15. August 2021

This article has been indexed from E Hacking News – Latest Hacker News and IT Security News

For months, the Slovak government has been targeted by a cyber-espionage group associated with a Russian intelligence agency, Slovak security companies ESET and IstroSec stated this week. The Slovak internet security firm ESET develops anti-virus and firewall products. With headquarters in Bratislava, Slovakia, ESET earned the award for the most successful Slovakian company in 2008, 2009, and 2010. 

Additional revelations targetting the Slovak Government including the Cobalt Strike Infrastructure operation employed by the attackers were provided by the companies. Dukes, Nobelium, and APT29 are the organizations that are held responsible for the attacks. These are affiliated with the Russian Foreign Intelligence Service (SVR). Their activities date back to 2008, typically targeting government networks in NATO and European countries, research institutes, and think tanks. 

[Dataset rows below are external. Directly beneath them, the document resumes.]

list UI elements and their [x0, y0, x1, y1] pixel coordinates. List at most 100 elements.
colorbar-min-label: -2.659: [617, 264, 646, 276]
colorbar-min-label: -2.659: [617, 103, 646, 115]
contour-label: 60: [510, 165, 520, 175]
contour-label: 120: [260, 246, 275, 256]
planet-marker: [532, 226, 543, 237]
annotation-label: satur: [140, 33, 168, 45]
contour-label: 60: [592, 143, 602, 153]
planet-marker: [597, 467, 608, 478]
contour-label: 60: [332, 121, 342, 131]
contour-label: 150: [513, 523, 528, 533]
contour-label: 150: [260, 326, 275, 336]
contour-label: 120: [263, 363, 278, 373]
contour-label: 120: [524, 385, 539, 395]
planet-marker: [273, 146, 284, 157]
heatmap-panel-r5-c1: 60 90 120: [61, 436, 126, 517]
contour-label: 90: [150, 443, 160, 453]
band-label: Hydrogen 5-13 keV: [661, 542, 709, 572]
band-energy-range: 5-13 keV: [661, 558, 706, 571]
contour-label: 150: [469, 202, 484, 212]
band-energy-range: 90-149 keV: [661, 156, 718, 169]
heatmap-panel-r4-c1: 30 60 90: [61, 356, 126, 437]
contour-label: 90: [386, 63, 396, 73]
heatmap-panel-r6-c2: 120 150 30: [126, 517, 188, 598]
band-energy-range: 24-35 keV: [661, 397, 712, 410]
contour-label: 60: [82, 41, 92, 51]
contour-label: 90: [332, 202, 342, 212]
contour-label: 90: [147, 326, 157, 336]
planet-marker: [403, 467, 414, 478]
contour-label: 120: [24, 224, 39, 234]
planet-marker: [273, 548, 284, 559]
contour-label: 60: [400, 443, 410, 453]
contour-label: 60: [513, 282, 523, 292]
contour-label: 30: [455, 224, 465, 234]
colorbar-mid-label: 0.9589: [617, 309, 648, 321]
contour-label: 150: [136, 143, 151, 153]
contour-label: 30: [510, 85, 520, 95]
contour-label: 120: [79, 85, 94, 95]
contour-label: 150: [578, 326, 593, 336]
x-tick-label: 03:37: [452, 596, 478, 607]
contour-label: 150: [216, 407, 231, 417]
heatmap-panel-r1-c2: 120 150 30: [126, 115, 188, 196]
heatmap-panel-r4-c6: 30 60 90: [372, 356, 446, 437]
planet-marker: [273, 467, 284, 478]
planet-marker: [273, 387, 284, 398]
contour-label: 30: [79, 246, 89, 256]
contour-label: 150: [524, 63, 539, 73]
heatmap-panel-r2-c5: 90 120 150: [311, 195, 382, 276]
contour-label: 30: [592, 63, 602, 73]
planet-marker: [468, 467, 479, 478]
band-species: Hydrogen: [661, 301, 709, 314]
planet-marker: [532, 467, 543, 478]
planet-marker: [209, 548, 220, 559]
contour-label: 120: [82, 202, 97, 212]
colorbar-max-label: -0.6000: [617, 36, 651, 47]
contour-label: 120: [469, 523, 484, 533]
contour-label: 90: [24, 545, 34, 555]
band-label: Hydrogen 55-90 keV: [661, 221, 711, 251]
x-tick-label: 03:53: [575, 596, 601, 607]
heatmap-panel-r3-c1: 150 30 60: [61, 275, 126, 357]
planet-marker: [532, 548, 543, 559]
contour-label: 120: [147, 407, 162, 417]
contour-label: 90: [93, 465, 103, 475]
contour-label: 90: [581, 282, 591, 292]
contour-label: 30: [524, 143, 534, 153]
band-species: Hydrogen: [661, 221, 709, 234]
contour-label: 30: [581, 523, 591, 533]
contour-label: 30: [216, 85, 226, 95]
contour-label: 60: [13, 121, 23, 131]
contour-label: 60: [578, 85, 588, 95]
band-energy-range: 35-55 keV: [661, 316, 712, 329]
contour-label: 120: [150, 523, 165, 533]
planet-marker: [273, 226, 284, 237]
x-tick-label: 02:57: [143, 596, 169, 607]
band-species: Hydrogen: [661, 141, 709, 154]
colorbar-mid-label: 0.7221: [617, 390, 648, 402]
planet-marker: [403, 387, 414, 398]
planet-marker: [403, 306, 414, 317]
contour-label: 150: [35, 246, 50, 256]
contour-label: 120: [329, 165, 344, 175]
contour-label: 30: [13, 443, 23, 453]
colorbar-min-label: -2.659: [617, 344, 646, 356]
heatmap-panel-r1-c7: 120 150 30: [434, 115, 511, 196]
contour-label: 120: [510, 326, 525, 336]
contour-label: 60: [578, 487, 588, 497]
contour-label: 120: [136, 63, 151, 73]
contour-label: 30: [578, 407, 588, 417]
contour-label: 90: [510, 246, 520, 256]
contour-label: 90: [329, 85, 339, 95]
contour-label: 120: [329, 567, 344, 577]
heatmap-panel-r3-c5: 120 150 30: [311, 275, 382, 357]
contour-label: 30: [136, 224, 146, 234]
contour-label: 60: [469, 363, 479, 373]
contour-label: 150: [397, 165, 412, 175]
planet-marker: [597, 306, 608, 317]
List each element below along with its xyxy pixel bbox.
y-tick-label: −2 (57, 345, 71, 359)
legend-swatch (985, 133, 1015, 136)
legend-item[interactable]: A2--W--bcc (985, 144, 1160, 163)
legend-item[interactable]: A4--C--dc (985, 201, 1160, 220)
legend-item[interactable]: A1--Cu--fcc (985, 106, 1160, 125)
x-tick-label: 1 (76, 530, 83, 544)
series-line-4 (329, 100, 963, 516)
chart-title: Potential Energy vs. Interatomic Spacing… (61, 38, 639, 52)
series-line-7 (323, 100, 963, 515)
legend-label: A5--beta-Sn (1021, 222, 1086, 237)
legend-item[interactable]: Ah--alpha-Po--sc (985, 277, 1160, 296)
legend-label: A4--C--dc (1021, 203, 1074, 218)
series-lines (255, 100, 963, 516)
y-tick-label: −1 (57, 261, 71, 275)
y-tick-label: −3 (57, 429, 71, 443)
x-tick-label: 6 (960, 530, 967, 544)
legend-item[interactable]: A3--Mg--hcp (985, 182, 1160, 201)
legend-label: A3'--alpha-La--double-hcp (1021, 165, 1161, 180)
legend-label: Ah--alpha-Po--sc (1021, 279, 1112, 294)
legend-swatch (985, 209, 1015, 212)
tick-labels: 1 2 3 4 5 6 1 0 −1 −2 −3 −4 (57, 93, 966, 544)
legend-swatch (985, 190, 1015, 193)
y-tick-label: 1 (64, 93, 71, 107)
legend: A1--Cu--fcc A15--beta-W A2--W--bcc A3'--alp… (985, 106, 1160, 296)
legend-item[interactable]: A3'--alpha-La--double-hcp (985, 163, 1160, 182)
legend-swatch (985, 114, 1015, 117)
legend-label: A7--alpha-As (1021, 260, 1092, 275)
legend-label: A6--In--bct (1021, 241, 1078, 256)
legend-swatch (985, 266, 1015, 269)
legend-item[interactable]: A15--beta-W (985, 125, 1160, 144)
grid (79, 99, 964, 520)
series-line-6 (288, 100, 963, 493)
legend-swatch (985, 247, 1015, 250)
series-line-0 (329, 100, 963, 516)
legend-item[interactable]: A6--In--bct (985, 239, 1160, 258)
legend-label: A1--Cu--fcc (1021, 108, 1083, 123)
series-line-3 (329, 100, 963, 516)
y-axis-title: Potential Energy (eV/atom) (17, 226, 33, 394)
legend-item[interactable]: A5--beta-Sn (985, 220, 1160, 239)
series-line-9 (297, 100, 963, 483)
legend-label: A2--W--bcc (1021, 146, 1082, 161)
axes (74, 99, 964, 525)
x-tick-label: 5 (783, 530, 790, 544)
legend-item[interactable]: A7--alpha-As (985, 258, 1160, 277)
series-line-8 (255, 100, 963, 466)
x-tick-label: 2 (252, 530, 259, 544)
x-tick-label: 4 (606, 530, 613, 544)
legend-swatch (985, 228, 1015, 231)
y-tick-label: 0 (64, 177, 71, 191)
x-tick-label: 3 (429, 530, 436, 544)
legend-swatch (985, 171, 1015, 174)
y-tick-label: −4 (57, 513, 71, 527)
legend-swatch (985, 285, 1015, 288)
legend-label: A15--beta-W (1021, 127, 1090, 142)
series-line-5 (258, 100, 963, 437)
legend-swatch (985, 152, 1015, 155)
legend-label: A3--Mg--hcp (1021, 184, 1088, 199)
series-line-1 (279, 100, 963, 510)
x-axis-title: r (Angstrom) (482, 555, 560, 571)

The SVR hackers are believed to have spear-phished senior government officials using publicly available information, community threat intelligence sources (VirusTotal), and their investigations. The security firms IstroSec and ESET claimed that the SVR targeted the Slovak officials through spear-phishing campaigns. 

Researchers at the Def Con conference reported that SVR operators sent spear-phishing attacks to Slovak diplomats in the form of emails posing as the National Security Authority (NBU) of Slovak to infect their systems. The ISO/IMG attachment in the email looked like a Word document.